Secondary sources- great idea. Great way to discover what they see as valid sources of information. Thanks! -Scott Hamm, Abilene Christian University

Nando | December 18, 2011

Pretty naive. Students can ignore the 10 "important concept list" or fake. I found college students typically do not like working in groups as it takes more of their time and creates more complexity in their 'studentship' role.
The major problem as to why students DONT READ is rooted in the consequences of technocracy. This cultural force is not likely to be overcome with a clever methodology. The fact is that the gap between, reading as a fundamental activity for intellectual development and the lack of importance on 'reading' as an activity to gather information, is wide and complex…well beyond a teacher induced manipulative pedagogical technique

Bets Douzar | December 19, 2011

Some very thought out replies.

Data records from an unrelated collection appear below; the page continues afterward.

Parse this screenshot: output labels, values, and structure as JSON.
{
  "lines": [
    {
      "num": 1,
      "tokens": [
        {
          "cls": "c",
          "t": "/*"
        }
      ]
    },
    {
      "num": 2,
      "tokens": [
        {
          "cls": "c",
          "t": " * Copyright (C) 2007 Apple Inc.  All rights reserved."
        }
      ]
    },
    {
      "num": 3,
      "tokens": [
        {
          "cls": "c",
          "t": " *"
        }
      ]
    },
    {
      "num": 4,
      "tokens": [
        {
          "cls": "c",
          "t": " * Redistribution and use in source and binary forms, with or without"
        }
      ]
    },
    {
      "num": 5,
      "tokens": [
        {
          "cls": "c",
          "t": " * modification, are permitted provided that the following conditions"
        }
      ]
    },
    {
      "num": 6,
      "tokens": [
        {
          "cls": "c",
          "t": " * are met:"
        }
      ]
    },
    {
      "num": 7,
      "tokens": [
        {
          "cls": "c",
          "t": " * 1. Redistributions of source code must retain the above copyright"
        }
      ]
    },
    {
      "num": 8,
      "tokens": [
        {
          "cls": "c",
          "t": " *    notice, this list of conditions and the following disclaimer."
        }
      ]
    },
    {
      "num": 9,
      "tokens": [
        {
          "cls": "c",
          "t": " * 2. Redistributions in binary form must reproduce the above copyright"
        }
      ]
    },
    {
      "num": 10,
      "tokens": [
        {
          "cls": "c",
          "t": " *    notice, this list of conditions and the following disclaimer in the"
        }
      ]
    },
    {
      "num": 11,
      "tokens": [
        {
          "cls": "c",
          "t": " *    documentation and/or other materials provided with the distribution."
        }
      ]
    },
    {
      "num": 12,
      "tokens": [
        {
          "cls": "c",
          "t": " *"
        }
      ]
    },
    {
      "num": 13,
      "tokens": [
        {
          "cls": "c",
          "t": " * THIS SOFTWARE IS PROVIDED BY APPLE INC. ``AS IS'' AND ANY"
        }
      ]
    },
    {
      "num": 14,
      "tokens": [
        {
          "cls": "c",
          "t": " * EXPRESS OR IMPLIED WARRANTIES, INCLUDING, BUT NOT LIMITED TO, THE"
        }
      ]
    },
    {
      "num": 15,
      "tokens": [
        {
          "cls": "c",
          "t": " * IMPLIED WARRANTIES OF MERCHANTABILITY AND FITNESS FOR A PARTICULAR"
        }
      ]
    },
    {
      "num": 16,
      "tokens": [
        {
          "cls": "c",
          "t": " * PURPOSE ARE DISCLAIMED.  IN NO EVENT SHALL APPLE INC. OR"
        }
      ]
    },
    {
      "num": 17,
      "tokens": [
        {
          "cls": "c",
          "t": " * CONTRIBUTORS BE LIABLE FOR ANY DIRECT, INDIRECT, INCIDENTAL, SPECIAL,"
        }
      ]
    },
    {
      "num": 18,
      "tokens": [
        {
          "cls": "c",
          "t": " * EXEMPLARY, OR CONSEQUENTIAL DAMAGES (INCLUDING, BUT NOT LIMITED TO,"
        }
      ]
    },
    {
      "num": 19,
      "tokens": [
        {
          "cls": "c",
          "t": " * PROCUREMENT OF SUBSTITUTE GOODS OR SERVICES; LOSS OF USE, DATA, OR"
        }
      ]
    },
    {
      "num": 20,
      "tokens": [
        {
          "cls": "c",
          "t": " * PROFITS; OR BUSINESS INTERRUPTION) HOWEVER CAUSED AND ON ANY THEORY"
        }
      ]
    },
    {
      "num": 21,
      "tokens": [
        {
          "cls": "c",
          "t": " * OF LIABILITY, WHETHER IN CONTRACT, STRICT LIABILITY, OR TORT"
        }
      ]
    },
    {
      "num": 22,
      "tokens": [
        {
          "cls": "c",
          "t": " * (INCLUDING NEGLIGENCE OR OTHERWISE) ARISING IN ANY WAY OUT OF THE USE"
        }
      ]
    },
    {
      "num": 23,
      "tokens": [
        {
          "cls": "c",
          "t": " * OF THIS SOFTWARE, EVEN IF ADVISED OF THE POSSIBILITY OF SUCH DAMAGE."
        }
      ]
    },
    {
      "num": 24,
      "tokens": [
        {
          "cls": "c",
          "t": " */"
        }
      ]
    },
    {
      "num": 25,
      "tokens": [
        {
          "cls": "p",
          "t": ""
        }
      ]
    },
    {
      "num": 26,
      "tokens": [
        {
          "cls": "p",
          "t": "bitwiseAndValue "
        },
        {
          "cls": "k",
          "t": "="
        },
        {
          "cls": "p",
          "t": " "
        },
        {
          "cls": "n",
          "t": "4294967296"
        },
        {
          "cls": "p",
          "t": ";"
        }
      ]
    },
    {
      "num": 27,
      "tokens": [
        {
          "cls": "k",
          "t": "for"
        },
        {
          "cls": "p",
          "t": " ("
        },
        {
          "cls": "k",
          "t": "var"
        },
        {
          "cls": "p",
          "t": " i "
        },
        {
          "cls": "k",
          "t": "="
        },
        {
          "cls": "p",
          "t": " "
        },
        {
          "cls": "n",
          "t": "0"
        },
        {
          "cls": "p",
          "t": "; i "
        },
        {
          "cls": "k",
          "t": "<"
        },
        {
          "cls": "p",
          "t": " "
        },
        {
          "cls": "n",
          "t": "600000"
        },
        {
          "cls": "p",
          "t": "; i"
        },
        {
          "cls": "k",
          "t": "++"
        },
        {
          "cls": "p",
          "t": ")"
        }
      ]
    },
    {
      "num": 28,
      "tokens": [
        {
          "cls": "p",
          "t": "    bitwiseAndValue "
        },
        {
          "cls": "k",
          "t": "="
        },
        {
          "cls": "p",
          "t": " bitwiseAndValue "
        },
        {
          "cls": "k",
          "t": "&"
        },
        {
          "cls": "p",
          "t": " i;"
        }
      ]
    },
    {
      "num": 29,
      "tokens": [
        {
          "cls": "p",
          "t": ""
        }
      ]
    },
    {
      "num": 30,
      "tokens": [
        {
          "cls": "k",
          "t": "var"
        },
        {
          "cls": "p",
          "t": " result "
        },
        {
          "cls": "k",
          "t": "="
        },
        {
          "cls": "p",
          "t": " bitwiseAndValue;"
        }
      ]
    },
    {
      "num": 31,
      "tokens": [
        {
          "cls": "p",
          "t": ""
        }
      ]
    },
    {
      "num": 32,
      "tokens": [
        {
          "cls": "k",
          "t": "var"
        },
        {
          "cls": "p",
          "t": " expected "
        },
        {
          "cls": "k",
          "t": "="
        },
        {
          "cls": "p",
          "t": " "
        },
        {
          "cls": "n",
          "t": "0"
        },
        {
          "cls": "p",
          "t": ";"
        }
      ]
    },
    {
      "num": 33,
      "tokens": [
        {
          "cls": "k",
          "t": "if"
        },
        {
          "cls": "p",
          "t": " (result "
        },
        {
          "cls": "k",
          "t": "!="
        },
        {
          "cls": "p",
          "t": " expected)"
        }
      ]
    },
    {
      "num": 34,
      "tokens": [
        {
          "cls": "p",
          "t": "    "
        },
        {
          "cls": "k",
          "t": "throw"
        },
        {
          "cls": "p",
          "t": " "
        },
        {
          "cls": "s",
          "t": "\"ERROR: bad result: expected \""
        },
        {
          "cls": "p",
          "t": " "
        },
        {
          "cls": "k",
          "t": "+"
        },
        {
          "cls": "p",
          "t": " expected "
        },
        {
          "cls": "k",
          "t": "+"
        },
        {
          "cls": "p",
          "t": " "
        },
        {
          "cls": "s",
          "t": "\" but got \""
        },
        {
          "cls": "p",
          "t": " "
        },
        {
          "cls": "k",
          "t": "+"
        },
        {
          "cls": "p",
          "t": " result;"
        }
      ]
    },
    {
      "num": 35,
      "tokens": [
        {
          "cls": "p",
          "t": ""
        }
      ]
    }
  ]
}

I really like Scott's view, with getting aquainted with what the students feel is scholarly resources. These ideas are great…..I will definitely enter them in my class activities, thanks for the tips!
Bets Douzar
Univeristy of Texas Medical Branch-Galveston, Texas

jennip98 | December 22, 2011

I am primarily involved in online learning and your post has prompted me to think about how I might re-word the questions I put up for forum discussions about the recommended readings. I usually ask students to respond to a particular question. E.g., From your understanding of the reading, provide your viewpoint in your own words to the following question: What is authentic learning? or Why use technology as cognitive tools rather then conveyors of information. However, I think your idea of asking them to identify the key concepts discussed in the reading & finding a secondary resource would be a much more powerful way to have a more meaningful discussion. I will trial it in my next course. :)
Thank you for sharing .

@Blogademician | December 27, 2011

I think that these are very good tips. I have been quite successful with convincing my students that "group work" is a good thing. In the past, I relied too heavily on the idea that groups could start off being student-led, but the process was much better if I led the groups to get them started, then turned them loose to review. They were also more likely to contribute ideas back to the larger class. My students acknowledged appreciation of this kind of review.

Charu chaudhry | June 21, 2012

Great ideas!! I will definitely try to engage my students through these activities. Because I believe that real learning happens when they learn from each other.